Isso significa, em sua visão, que nada está decidido de antemão e tudo depende da vontade individual, inclinada para o discernimento e a ação. “Nossa consciência é oposta ao determinismo”, declarou.
Diferentemente de Jonas, disse Peterson, não se deve discutir com Deus -o título de sua palestra, retirado do livro homônimo recém-lançado, é “Nós que Lutamos com Deus”. “Deus é o espírito da ordem moral pré-existente”, afirmou. Caos, crises, corrupção, problemas e dificuldades têm sua origem no afastamento de Deus, que leva ao dimensionamento equivocado das próprias capacidades. “Catástrofes são provocadas pelos seus próprios pecados”, sintetizou.
Para exemplificar a tese, invocou a história de Noé, identificado como alguém confrontado com a perspectiva do dilúvio, símbolo da desordem generalizada.
“Quando a interdição [divina] atravessa o seu caminho, você tem de acreditar nela porque você estará em sérios problemas quando o caos bater em todas as portas e você não sabe se pode depender das decisões que gostaria de tomar naquele momento”, afirmou. “Você deve estar preparado, de olhos abertos, deve ter seus trabalhos em ordem.”

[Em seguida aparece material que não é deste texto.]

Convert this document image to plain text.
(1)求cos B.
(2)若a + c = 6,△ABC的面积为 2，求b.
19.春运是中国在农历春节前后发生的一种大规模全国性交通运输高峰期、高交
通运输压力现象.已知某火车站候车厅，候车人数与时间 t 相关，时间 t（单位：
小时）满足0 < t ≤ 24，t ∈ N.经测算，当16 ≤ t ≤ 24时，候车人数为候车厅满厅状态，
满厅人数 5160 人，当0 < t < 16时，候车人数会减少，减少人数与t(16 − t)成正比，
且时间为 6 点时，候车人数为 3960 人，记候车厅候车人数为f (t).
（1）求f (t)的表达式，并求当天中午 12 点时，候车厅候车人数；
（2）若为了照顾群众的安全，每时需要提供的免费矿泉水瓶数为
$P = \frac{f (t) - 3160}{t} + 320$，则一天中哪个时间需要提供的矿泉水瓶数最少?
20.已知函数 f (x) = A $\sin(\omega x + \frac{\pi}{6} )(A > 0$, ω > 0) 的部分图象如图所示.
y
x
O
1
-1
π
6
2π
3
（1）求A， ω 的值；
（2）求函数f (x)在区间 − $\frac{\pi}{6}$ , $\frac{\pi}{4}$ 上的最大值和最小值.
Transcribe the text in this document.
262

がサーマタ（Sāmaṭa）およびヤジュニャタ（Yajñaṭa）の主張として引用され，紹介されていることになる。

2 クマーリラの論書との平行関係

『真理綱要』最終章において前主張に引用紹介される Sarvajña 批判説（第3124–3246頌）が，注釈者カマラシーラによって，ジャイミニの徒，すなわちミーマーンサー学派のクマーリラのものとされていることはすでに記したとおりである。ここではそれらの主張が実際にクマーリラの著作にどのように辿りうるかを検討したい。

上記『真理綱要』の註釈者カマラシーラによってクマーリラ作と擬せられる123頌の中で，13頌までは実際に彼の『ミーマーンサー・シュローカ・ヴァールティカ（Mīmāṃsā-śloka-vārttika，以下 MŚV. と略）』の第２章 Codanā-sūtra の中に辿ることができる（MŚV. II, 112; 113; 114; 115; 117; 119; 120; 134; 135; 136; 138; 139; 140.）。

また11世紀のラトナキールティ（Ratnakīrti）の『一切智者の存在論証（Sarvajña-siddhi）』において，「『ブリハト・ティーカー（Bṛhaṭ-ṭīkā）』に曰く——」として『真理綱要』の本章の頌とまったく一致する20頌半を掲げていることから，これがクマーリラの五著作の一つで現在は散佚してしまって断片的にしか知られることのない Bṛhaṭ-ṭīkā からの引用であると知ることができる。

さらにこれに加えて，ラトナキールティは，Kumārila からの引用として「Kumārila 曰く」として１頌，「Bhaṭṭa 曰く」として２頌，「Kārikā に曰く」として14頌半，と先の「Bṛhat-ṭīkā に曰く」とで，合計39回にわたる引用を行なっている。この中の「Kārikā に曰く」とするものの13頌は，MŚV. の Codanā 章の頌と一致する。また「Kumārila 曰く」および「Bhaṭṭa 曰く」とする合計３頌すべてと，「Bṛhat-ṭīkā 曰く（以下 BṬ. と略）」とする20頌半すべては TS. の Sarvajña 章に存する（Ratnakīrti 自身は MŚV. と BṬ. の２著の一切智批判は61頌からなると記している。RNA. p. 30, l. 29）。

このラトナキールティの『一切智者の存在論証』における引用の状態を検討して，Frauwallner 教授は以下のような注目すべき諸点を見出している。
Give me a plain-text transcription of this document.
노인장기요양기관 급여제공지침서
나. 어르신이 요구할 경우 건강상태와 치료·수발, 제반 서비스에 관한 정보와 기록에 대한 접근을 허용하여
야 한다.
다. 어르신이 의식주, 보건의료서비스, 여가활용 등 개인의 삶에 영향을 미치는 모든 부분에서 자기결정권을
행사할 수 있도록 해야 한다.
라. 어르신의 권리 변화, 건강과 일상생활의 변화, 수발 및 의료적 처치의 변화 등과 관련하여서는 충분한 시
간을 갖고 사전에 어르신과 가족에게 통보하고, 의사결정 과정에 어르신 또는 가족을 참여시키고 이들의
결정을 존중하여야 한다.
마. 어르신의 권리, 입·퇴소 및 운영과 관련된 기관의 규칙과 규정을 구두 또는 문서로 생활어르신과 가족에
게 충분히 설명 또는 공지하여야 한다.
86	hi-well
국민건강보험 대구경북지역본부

Peterson comparou a situação de Noé com a de “países da África” que enfrentam fome e desagregação. “Quando os indivíduos são corruptos, o Estado entra em colapso”, afirmou. Noé, por sua vez, era um bom homem e seguiu sua intuição ao obedecer ao mandamento divino e salvar as criaturas vivas por meio da construção da Arca. “Apesar do caos, tudo o que você tem é a sua orientação moral. Isso é tremendo, isso é um tremendo fardo”, pontuou.
Os ingressos para a palestra custavam de R$ 300 a R$ 600 e se esgotaram nos primeiros dias de vendas. Segundo a assessoria do evento, não foram distribuídos bilhetes de cortesia para empresas e universidades.